By Steve Pond, The Envelope
February 15, 2007
These two things are not exactly equivalent--after all, we've never had a female president, while the Academy Awards has had a female host. One.
Whoopi Goldberg is the only woman to have served as the sole host of an Oscar ceremony, something she's done four times since 1994. (Over the years, 26 different men have handled the job solo.)
Sure, females have served as occasional co-hosts: Beginning in the mid-1950s, women occasionally emceed in years when multiple hosts were used. Rosalind Russell was one of five in 1958, Carol Burnett one of four in 1973, Jane Fonda one of four in 1977 and one of three in 1986…
Still, if you take Goldberg's four shows and add in all the fractions from other female hosts (one-fifth of a show from Russell, one-fourth from Burnett, etc.), you end up with a paltry six and three-quarters Oscar shows, out of 78, that have been hosted by women.
(The list: Russell, Helen Hayes, Burnett, Diana Ross, Shirley MacLaine, Goldie Hawn, Ellen Burstyn, Fonda, Liza Minnelli.)
Which is not to say that the women in charge haven't had a few opportunities to shine over the years. A sampling:
The first female star to be listed as host in the academy's official histories was Rosalind Russell, the fourth of five co-emcees in 1958.
Russell, though, was not given much of a role in the show; the most notable aspect of her hosting stint, aside from the fact that she was the first, may have been her outfit, a beaded pajama suit that was part of her wardrobe for the film she was shooting at the time, "Auntie Mame."
"About halfway through that show, I started sensing a little regret," says stage manager Garry Hood. "I could see her thinking, maybe I shouldn't have done this."
"There haven't been so many show business executives so nervous…over one woman since Heidi Fleiss," she said.
MacLaine co-hosted with Bob Hope, Frank Sinatra and Sammy Davis Jr. that year, and wound up in the midst of a political controversy that had nothing to do with the paucity of women in film.
Early in the show, the Vietnam film "Hearts and Minds" won the award for best documentary, and producer Bert Schneider's speech included some pointed political rhetoric.
At the urging of Hope, Sinatra read a statement in which the academy apologized for Schneider's comments.
Backstage, MacLaine reportedly screamed at Sinatra, "You said you were speaking on behalf of the academy!
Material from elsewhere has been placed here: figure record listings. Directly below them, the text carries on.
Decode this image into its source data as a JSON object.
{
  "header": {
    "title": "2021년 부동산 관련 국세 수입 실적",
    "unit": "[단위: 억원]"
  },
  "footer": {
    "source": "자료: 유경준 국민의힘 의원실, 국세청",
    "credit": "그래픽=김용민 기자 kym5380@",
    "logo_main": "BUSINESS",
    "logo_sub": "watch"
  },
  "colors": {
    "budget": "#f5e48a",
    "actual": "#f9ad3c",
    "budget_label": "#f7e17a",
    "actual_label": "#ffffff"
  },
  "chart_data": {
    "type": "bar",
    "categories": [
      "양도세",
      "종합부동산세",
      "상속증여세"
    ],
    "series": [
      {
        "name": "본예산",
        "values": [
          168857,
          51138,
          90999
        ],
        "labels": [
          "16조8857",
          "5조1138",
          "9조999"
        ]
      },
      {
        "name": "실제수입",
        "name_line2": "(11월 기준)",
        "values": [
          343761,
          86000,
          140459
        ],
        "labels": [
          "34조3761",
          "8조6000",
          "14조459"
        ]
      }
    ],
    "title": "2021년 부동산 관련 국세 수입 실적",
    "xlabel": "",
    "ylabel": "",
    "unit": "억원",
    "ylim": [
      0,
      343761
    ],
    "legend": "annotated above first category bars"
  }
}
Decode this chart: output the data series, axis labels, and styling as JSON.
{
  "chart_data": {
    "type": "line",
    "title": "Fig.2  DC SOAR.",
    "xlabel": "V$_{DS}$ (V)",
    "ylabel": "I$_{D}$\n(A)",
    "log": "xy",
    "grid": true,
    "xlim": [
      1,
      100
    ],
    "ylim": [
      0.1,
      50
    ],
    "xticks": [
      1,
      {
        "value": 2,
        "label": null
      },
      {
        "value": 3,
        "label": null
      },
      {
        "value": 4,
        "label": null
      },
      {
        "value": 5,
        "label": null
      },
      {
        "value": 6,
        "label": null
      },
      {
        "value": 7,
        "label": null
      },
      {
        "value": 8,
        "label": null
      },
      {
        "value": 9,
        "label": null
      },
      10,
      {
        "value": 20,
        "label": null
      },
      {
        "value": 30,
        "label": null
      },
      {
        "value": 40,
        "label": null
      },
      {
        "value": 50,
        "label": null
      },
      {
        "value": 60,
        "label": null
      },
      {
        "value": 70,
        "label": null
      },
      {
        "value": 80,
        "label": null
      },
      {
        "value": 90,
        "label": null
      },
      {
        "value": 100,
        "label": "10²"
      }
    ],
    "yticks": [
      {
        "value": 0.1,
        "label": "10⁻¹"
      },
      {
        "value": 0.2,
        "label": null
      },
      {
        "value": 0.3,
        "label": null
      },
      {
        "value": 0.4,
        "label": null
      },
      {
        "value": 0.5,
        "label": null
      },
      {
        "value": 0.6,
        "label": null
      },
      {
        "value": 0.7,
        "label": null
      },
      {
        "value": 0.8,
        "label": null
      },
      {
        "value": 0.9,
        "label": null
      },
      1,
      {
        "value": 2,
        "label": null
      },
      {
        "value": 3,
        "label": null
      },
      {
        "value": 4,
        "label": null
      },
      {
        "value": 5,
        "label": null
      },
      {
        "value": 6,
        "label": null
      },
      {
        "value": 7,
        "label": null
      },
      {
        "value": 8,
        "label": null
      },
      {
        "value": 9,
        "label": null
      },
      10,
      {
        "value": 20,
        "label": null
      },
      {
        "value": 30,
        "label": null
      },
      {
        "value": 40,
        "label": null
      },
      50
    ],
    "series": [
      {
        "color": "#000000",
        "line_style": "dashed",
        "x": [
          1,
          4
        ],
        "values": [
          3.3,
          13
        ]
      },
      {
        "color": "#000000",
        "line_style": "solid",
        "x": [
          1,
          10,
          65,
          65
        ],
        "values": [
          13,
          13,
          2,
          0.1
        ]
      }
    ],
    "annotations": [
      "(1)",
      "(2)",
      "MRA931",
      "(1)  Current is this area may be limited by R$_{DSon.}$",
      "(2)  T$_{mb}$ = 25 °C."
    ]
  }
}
Well, I'm a member of the academy and you didn't ask me!"
"I want to say something to all the folks who brought me ribbons to wear," Goldberg said early in her monologue. "You don't tell a black woman to buy an expensive dress and then cover it with ribbons… I got a red ribbon for AIDS awareness…a yellow ribbon for the troops in Bosnia…a green ribbon to free the Chinese dissidents…a milky white ribbon for mad cow disease…a fake-fur ribbon for animal rights…a seersucker ribbon to let Martin Landau finish his speech from last year… Enough with the ribbons."
When Hayes took the stage as the first of the show's hosts, she was greeted with resounding applause. "As George C. Scott didn't get around to saying last year," the 71-year-old actress told the audience, "thank you."
The camera cut to a shot of Warren Beatty, age 61, sitting next to his 40-year old wife, Annette Bening. Both were smiling--she more broadly than he.
A seven-time loser, Newman chose not to appear--so one of Newan's former directors, Robert Wise, accepted on his behalf from presenter Bette Davis. Wise attempted to read a statement from Newman, but Davis kept interrupting.
Director Marty Pasetta finally turned off their microphones and cut to the other side of the stage, where Hawn and Chevy Chase were supposed to introduce Dustin Hoffman. Hawn and Chase tried to talk, but the audience was still watching Wise and Davis, and laughing at their hapless banter. Finally, Hawn asked an entirely sensible question: "Are you guys done yet?"
In 2002, Halle Berry was added to the list, and she responded with a tearful, impassioned speech that began by paying tribute to Dorothy Dandridge and Lena Horne and four minutes later got around to thanking her agent and lawyer.
It was the kind of speech that Goldberg might be expected to comment upon the next time she took the stage; like all hosts, she kept writers with her in the wings, ready to craft new material as events demanded it. Goldberg's team quickly came up with a variety of punchlines -- but before she retook the stage, the host decided that the import of Berry's award was too big to mess with.